Photo panoramique verticale des Carottes sauvages, Daucus carota, dans une clairière qui borde un étang, dans la forêt rhénane de la Robertsau, à Strasbourg. Description de la Forêt du Rhin.


Le Rhin, "Royal comme le Danube, mystérieux comme le Nil, pailleté d'or comme un fleuve d'Amérique" disait Victor Hugo, ce fleuve majestueux et légendaire, avec ses 1320km de long, est l'un des plus grands d'Europe, il a formé durant des millénaires une plaine alluviale de 300 km de long, le Rhin supérieur. De Bâle à Lauterbourg, les 7000 ha de la forêt alluviale rhénane alsacienne abritent une flore et une faune absolument exceptionnelles. Forêts primaires, cette jungle subtropicale rhénane comprend trois zones principales: la partie basse "Gründe" le long des méandres du Rhin, les "Brunnenwasser" et les "Giessen" qui se composent d'espèces d'arbres à bois tendre, "Le Ried blond" prairies alluviales bordées de saules et de roseaux et la partie haute "Köpfe" où se développe la jungle rhénane avec sa cinquantaine d'espèces d'arbres, arbustes et lianes arborescentes. La Forêt du Rhin comprend les milieux naturels les plus riches d'Europe avec la Forêt du Danube.


Photo panoramique verticale des Carottes sauvages, Daucus carota, dans le Ried blond en fleur, le long du Rhin, sur le ban communal de la Wantzenau. Description du Ried blond.


Le Ried blond s'est développé au rythme du Rhin sur les emplacements où le fleuve, lors des fortes crues annuelles, a décapé les forêts bordant les méandres. Progressivement les prairies alluviales se sont formées sur les alluvions légers et calcaires déposés par le Rhin. Si un bon nombre de ces prairies ont disparu suite aux divers travaux de domestication du fleuve, une grande partie est encore magnifiquement préservée. Je citerai la réserve naturelle transfrontalière du Taubergiessen à Rhinau-Kappel, le Kühkopf en Allemagne, ou, à plus petite échelle, le sud-est de la forêt de la Wantzenau et le Rohrschollen. Les prairies alluviales du Ried blond sont d'une grande richesse floristique et faunistique. Dès le début du printemps elles se couvrent de tapis de Cardamines des prés, de Marguerites, de Carottes sauvages ou encore de Vergerettes annuelles, sans oublier les nombreuses espèces d'orchidées. Ceinturées de roselières et de haies comme les Viornes obiers et lantanes, les Cornouillers mâles et sanguins, le Troène vulgaire ou l'Épine noire et l'Aubépine des arbustes typiques du paysage riedien du Rhin. Le Ried blond est bordé de dépressions, les "Gründe" où serpentent les bras du Rhin ceinturés par des saules, des aulnes ou des Peupliers noirs. Cet ensemble est dominé par une profonde jungle rhénane qui s'est développée sur les levées "Köpfe". C'est cet ensemble naturel qui fait de la forêt du Rhin, le milieu le plus riche d'Europe avec la forêt du Danube.

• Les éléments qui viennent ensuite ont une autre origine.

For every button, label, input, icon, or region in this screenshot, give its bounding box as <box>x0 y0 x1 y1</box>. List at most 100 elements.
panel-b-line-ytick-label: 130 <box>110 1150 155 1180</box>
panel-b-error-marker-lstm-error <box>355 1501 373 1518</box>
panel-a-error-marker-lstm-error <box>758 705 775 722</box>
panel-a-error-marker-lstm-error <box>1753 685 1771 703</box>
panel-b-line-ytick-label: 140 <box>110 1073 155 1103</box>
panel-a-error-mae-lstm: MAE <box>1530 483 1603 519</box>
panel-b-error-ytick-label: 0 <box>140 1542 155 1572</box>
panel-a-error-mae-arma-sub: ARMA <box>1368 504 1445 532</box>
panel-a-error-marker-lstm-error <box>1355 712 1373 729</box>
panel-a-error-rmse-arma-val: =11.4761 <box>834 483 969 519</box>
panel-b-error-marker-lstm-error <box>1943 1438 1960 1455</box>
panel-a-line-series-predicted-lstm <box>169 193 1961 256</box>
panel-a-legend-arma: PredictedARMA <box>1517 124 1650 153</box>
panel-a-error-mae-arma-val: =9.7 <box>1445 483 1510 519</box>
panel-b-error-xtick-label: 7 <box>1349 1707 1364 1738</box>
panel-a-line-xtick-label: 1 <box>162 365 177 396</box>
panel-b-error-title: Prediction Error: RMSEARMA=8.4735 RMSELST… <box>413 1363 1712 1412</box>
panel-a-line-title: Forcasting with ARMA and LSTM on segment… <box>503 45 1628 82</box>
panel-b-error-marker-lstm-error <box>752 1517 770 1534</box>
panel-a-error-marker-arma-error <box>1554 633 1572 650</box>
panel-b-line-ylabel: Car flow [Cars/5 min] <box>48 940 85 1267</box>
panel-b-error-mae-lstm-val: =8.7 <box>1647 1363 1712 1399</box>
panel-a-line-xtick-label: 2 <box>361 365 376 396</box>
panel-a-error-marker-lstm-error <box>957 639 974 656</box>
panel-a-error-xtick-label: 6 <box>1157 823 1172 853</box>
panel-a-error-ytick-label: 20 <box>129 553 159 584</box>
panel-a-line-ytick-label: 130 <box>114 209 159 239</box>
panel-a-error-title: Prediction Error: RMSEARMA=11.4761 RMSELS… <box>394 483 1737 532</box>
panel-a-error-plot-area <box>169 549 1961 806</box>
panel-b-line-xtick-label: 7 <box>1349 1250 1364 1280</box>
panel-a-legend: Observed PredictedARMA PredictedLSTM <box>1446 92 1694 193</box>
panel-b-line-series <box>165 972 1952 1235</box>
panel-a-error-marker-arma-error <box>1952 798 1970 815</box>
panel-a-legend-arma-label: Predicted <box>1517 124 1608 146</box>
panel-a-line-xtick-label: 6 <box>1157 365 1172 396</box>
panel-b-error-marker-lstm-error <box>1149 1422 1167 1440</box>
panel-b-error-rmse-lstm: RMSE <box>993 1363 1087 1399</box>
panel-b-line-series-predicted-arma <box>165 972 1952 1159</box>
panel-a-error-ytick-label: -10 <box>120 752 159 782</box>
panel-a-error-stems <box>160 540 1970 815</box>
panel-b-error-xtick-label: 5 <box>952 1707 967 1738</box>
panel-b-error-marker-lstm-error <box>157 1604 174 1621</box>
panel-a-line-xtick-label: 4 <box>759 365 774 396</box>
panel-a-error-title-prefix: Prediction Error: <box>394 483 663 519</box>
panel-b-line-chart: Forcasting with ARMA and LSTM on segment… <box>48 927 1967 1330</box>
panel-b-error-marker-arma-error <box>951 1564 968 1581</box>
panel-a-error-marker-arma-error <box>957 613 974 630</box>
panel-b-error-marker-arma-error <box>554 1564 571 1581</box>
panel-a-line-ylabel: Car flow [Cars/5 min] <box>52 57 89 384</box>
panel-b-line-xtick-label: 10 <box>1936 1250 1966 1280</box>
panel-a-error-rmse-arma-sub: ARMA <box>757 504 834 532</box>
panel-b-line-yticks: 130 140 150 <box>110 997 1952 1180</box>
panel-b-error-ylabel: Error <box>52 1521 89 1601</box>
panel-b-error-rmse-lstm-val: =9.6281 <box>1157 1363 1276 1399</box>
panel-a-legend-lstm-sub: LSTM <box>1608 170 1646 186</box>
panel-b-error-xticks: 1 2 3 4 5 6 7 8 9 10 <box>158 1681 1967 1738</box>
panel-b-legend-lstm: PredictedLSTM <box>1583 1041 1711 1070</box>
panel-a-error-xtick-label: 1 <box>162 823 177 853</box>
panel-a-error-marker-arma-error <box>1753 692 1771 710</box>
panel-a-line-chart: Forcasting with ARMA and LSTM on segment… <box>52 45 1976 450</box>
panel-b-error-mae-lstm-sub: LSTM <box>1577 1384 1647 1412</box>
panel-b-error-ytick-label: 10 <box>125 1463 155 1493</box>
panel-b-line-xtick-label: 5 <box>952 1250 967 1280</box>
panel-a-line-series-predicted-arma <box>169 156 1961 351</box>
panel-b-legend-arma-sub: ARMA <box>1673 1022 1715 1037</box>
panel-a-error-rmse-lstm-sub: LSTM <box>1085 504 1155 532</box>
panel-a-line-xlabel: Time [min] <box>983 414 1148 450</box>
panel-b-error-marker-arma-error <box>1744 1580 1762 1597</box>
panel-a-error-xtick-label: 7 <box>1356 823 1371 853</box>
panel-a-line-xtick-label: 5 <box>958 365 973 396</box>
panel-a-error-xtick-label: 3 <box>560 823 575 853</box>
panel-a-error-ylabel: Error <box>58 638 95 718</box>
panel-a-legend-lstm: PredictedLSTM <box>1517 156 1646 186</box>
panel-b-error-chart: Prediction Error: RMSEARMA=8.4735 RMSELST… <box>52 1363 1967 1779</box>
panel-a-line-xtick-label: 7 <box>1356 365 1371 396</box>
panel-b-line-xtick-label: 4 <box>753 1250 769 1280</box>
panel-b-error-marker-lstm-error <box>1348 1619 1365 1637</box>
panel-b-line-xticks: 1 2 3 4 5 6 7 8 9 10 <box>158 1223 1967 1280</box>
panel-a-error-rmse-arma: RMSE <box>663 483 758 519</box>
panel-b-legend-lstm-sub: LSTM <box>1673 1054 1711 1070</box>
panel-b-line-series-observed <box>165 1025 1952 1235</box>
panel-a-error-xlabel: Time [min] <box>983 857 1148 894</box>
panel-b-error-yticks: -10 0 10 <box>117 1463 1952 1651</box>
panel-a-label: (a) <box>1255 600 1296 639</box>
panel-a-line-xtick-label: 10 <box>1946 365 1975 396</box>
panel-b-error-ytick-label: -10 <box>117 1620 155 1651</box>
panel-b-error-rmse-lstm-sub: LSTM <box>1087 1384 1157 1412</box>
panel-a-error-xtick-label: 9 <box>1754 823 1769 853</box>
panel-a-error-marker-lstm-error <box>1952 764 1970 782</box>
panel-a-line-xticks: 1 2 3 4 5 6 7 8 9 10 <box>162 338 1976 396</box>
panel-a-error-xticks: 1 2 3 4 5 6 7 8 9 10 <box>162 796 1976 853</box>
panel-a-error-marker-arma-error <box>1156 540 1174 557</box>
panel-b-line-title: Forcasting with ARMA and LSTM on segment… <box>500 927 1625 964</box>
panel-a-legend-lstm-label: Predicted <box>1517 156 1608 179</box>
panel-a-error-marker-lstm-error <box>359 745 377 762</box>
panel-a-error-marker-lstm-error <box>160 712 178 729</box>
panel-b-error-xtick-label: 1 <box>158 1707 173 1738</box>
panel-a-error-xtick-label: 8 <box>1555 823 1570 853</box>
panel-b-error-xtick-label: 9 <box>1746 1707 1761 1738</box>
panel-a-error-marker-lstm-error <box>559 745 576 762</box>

Photo panoramique d'un Lepture élancé ''Strangalia attenuata'', sur les fleurs d'une Carotte sauvage ''Daucus carota'', sur un plateau de garrigue, au-dessus du Lac de Sainte Croix, aux Salles-sur-Verdon. Description du Lepture élancé.


Le Lepture élancé ou Lepture attenué "Leptura attenuata" ou Strangolie atténuée "Strangalia attenuata" est un coléoptère de la famille des longicornes ou capricornes, Cérambycidés, Cerambycidae. Ce beau longicorne au corps fin a la particularité d'avoir les élytres de couleur jaune-orangé à orange, avec des bandes et une suture noir. Le thorax et la tête sont noir, quand aux longues antennes, elles sont noirâtre à orangé. Les pattes sont jaune ou orange avec l'apex des fémurs III noir. L'abdomen est également noir avec des bandes jaune ou orange. Sa taille varie de 10 à 15 mm. Le Lepture élancé se rencontre à la fin du printemps et en été sur les fleurs, ou il se nourrit du pollen et du nectar des ombellifères, dans les garrigues, les prairies, les clairières ou en lisières de bois.